58) Pixeljunk Monsters (PS3/PSP)
Tower Defense has been around for over a decade, first finding its home in custom maps for Blizzard’s RTS hit StarCraft. These games have always been a PC focused genre, as controls on consoles have – for the most part – left much to be desired. Every so often some developer would try to crack that code, but they generally failed miserably. Until Q-Games made Pixeljunk Monsters.
They removed just enough of the complexity to make it function with console controllers without sacrificing the game’s overall difficulty. They also added some additional mechanics to cater more to the console controls, by making your character’s position matter for more than just building. You have to collect coins/gems, and if you stand on a tower, it will upgrade over time. This adds a bit of tension, and makes controlling your character matter – which is relevant for a console game, but less so with a mouse and keyboard.
The glue that holds it all together is an adorable art style and great soundtrack. The music and art make the game constantly fun and keep the pace flowing for what is generally a relatively slow genre.
57) Street Fighter 2 (SNes/Arcade/Many Others)
One of the two great giants in the fighting game genre, Street Fighter has always dominated the scene… and, in my eyes, the series reached its pinnacle with Street Fighter 2. SF2 offered a great roster of characters who had distinct personalities and movesets.
SF2 also introduced us to some of the most iconic characters and theme songs gaming has to offer. Ryu, Ken, and Chun-Li are incredibly well known… and Guile’s theme still stands as one of those timeless songs that you just never get tired of hearing.
What really made the game for me were its controls though. Modern fighting games tend to have like 20 different moves and dozens of combos, which is simply unreasonable for play with anything other than a fight stick… SF2 kept it simple: each key had a purpose, and each character had a handful of distinct and fitting combination attacks. I miss that simplicity nowadays.

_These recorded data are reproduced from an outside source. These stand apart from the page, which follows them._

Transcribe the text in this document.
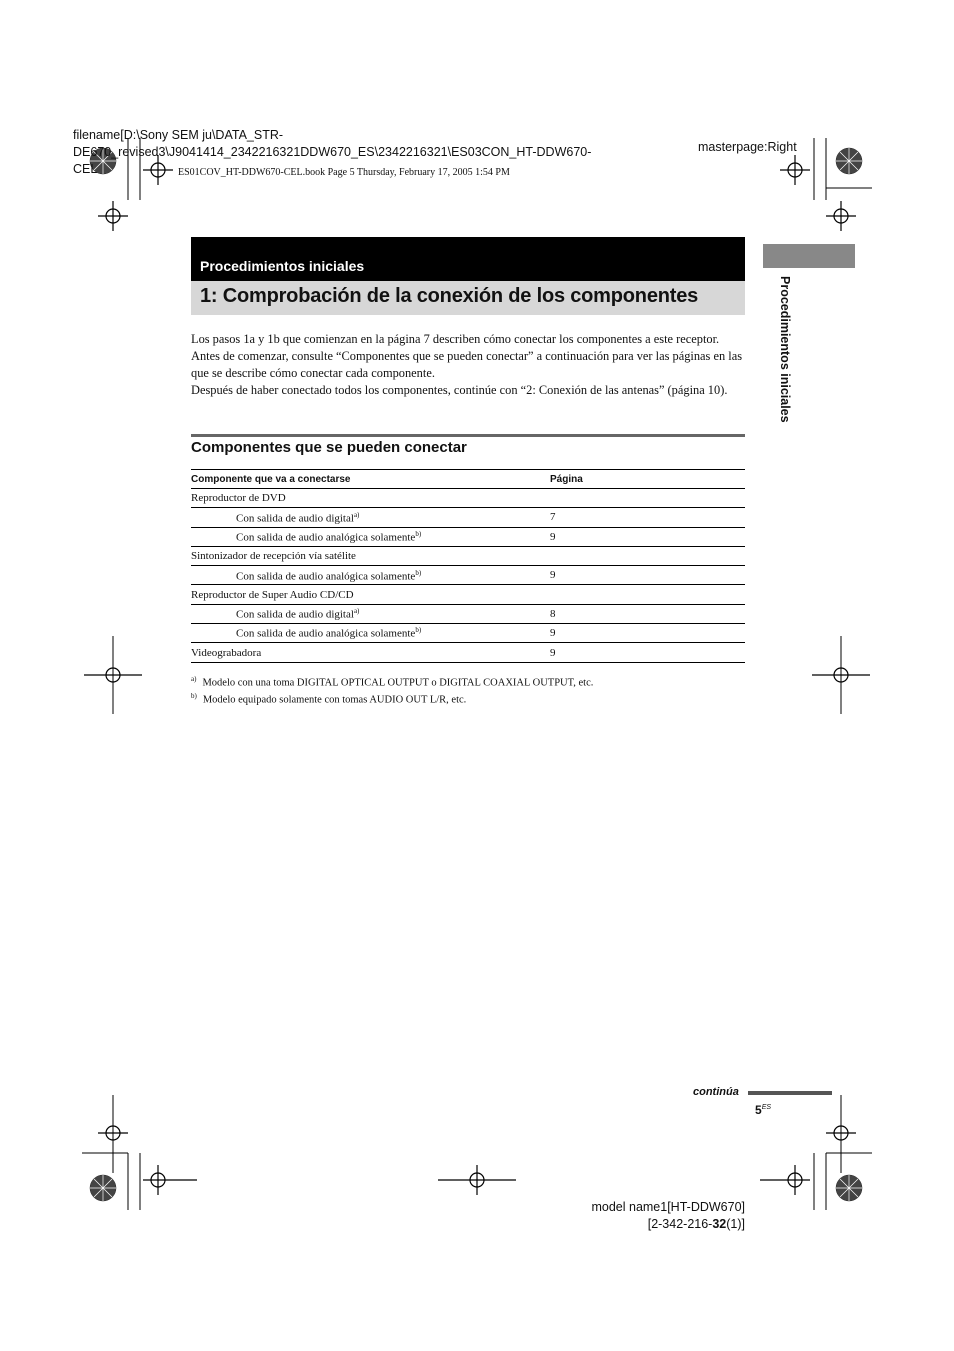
filename[D:\Sony SEM ju\DATA_STR-
DE670_revised3\J9041414_2342216321DDW670_ES\2342216321\ES03CON_HT-DDW670-
CEL
masterpage:Right
ES01COV_HT-DDW670-CEL.book Page 5 Thursday, February 17, 2005 1:54 PM
Procedimientos iniciales
Procedimientos iniciales
1: Comprobación de la conexión de los componentes

Los pasos 1a y 1b que comienzan en la página 7 describen cómo conectar los componentes a este receptor. Antes de comenzar, consulte “Componentes que se pueden conectar” a continuación para ver las páginas en las que se describe cómo conectar cada componente.

Después de haber conectado todos los componentes, continúe con “2: Conexión de las antenas” (página 10).

Componentes que se pueden conectar
Componente que va a conectarse	Página
Reproductor de DVD	
Con salida de audio digital$^{a)}$	7
Con salida de audio analógica solamente$^{b)}$	9
Sintonizador de recepción vía satélite	
Con salida de audio analógica solamente$^{b)}$	9
Reproductor de Super Audio CD/CD	
Con salida de audio digital$^{a)}$	8
Con salida de audio analógica solamente$^{b)}$	9
Videograbadora	9
$^{a)}$ Modelo con una toma DIGITAL OPTICAL OUTPUT o DIGITAL COAXIAL OUTPUT, etc.
$^{b)}$ Modelo equipado solamente con tomas AUDIO OUT L/R, etc.
continúa
$5^{ES}$
model name1[HT-DDW670]
[2-342-216-32(1)]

56) Chrono Trigger (SNes/PS1/DS)
Chrono Trigger is one of the legendary Super Nintendo era JRPGs, and holds a place of reverence for many, with some even considering it to be the greatest JRPG of all time. And it deserves most of the praise it gets. It had relatively good graphics for its era, had an amazing story, interesting characters, and very solid gameplay mechanics.

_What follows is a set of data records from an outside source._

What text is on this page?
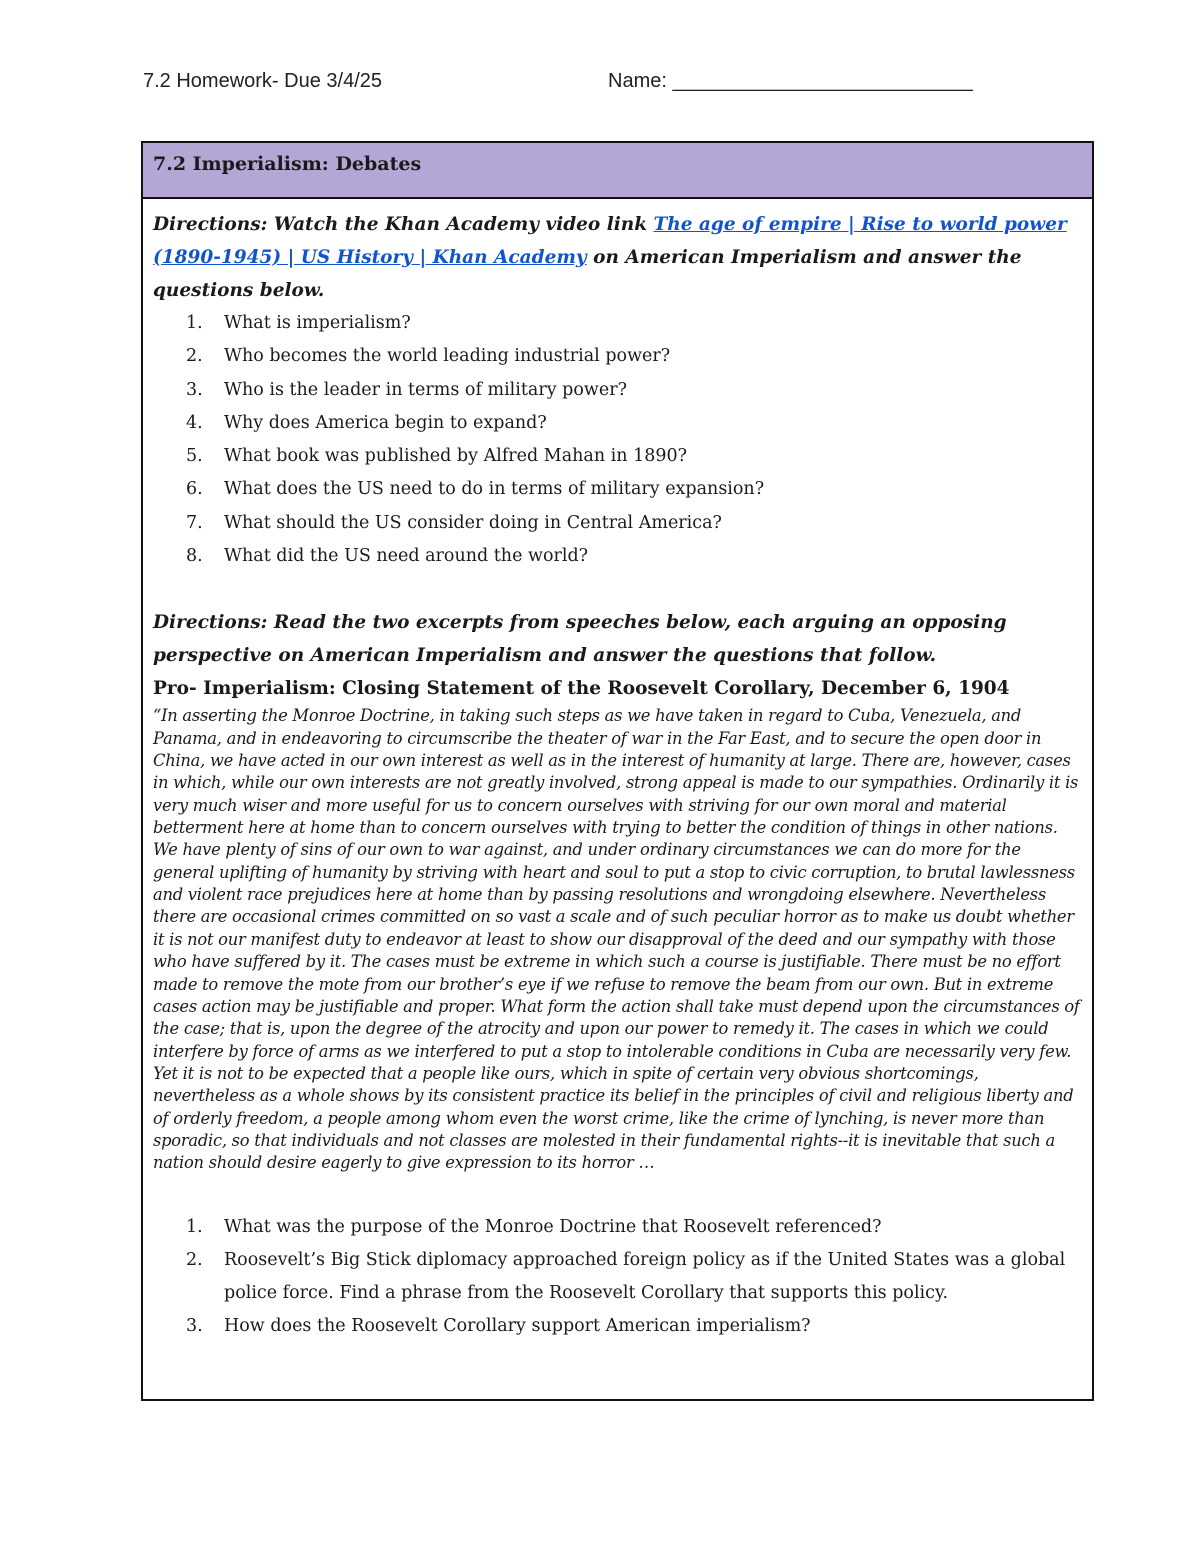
7.2 Homework- Due 3/4/25	Name: ___________________________
7.2 Imperialism: Debates
Directions: Watch the Khan Academy video link The age of empire | Rise to world power (1890-1945) | US History | Khan Academy on American Imperialism and answer the questions below.
1. What is imperialism?
2. Who becomes the world leading industrial power?
3. Who is the leader in terms of military power?
4. Why does America begin to expand?
5. What book was published by Alfred Mahan in 1890?
6. What does the US need to do in terms of military expansion?
7. What should the US consider doing in Central America?
8. What did the US need around the world?
Directions: Read the two excerpts from speeches below, each arguing an opposing perspective on American Imperialism and answer the questions that follow.
Pro- Imperialism: Closing Statement of the Roosevelt Corollary, December 6, 1904

“In asserting the Monroe Doctrine, in taking such steps as we have taken in regard to Cuba, Venezuela, and Panama, and in endeavoring to circumscribe the theater of war in the Far East, and to secure the open door in China, we have acted in our own interest as well as in the interest of humanity at large. There are, however, cases in which, while our own interests are not greatly involved, strong appeal is made to our sympathies. Ordinarily it is very much wiser and more useful for us to concern ourselves with striving for our own moral and material betterment here at home than to concern ourselves with trying to better the condition of things in other nations. We have plenty of sins of our own to war against, and under ordinary circumstances we can do more for the general uplifting of humanity by striving with heart and soul to put a stop to civic corruption, to brutal lawlessness and violent race prejudices here at home than by passing resolutions and wrongdoing elsewhere. Nevertheless there are occasional crimes committed on so vast a scale and of such peculiar horror as to make us doubt whether it is not our manifest duty to endeavor at least to show our disapproval of the deed and our sympathy with those who have suffered by it. The cases must be extreme in which such a course is justifiable. There must be no effort made to remove the mote from our brother’s eye if we refuse to remove the beam from our own. But in extreme cases action may be justifiable and proper. What form the action shall take must depend upon the circumstances of the case; that is, upon the degree of the atrocity and upon our power to remedy it. The cases in which we could interfere by force of arms as we interfered to put a stop to intolerable conditions in Cuba are necessarily very few. Yet it is not to be expected that a people like ours, which in spite of certain very obvious shortcomings, nevertheless as a whole shows by its consistent practice its belief in the principles of civil and religious liberty and of orderly freedom, a people among whom even the worst crime, like the crime of lynching, is never more than sporadic, so that individuals and not classes are molested in their fundamental rights--it is inevitable that such a nation should desire eagerly to give expression to its horror …

1. What was the purpose of the Monroe Doctrine that Roosevelt referenced?
2. Roosevelt’s Big Stick diplomacy approached foreign policy as if the United States was a global police force. Find a phrase from the Roosevelt Corollary that supports this policy.
3. How does the Roosevelt Corollary support American imperialism?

It’s strongest asset is that story, featuring numerous endings and a ton of interweaving plotlines that echo through the time periods you get the opportunity to explore. It is arguably the best ‘time travel’ themed video game ever made, using the time travel in a way that makes sense but not trying to dwell too strongly on it.
Chrono Trigger’s soundtrack also receives an immense quantity of much-deserved praise, with countless remixes, remasters, and modifications over the years. It was even among the first sets that VGL performed, and is probably my favourite of their sets.
55) Metal Gear Solid 4 (PS3)
It’s strange to be recommending a game I’ve never finished on this list… but Metal Gear Solid 4 was an incredible experience. The game gets criticized for being ‘too much movie, too little gameplay’, but when you have cut-scenes this well-done and a story this good, it’s hard to be upset about a lot of cinematic sequences.
This was, in my eyes, the final true ‘Metal Gear Solid’ game, and it deserves credit for wrapping matters up so well. Even for someone like me, who was never that familiar with the previous games’ story, the game felt coherent and cohesive, and it even offered a great encyclopedia to get people up to speed on elements from the previous games.
I also loved the options this game offered. For the majority of the game, you could choose just how stealthy you wanted to go, what types of weapons you preferred to use, and even whether you wanted to go first person or third person… and no aspect of the game suffered from these choices. The shooting mechanics were solid and accurate, the gameplay was responsive, it was just a great shooter experience.